Advertisement

Reddit is licensing its content to Google to help train its AI models

The deal is reportedly valued at $60 million a year.

SOPA Images via Getty Images

Google has struck a deal with Reddit that will allow the search engine maker to train its AI models on Reddit’s vast catalog of user-generated content, the two companies announced. Under the arrangement, Google will get access to Reddit’s Data API, which will help the company “better understand” content from the site.

The deal also provides Google with a valuable source of content it can use to train its AI models. “Google will now have efficient and structured access to fresher information, as well as enhanced signals that will help us better understand Reddit content and display, train on, and otherwise use it in the most accurate and relevant ways,” the company said in a statement.

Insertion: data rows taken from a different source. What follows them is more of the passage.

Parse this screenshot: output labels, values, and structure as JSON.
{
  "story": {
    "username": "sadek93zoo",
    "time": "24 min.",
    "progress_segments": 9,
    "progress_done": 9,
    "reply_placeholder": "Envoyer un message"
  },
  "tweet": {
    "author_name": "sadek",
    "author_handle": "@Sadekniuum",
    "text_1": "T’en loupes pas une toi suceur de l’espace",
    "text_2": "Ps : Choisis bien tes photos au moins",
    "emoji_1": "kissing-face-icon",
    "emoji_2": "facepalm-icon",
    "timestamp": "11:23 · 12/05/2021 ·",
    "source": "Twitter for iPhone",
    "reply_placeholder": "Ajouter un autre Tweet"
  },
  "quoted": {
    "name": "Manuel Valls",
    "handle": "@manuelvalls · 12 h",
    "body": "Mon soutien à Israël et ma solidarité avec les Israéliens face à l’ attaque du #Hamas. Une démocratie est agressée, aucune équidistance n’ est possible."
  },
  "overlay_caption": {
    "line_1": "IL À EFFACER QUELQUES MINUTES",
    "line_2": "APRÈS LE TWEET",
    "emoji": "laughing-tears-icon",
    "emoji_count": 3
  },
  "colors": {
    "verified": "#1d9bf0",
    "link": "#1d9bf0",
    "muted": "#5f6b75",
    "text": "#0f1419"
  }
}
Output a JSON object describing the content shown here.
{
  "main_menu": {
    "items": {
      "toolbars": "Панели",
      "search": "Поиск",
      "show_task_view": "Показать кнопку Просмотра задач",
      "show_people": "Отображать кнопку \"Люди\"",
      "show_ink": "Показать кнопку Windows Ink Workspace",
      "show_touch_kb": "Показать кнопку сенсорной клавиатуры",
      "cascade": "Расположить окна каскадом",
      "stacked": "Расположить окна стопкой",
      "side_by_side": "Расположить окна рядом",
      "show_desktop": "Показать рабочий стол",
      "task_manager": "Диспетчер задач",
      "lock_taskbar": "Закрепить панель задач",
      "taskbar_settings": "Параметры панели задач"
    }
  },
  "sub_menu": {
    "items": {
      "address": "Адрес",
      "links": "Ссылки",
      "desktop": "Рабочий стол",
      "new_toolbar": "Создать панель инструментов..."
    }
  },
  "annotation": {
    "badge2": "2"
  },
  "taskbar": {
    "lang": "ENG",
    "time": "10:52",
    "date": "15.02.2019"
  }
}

Access to Reddit’s data became a hot-button issue last year when the company announced it would start charging developers to the use its API. The changes resulted in the shuttering of many third-party Reddit clients, and a sitewide protest in which thousands of subreddits temporarily “went dark.” Reddit justified the changes, in part, by saying that large AI companies were scraping its data without paying. In a statement, Reddit noted that the new arrangement with Google “does not change Reddit's Data API Terms or Developer Terms” and that “API access remains free for non-commercial usage.”

The deal comes as Reddit is expected to go public in the coming weeks. Neither Google or Reddit disclosed the terms of their arrangement but Bloomberg reported last week that Reddit had struck a licensing deal with a “large AI company” valued at “about $60 million” a year. That amount was also confirmed by Reuters, which was first to report Google’s involvement.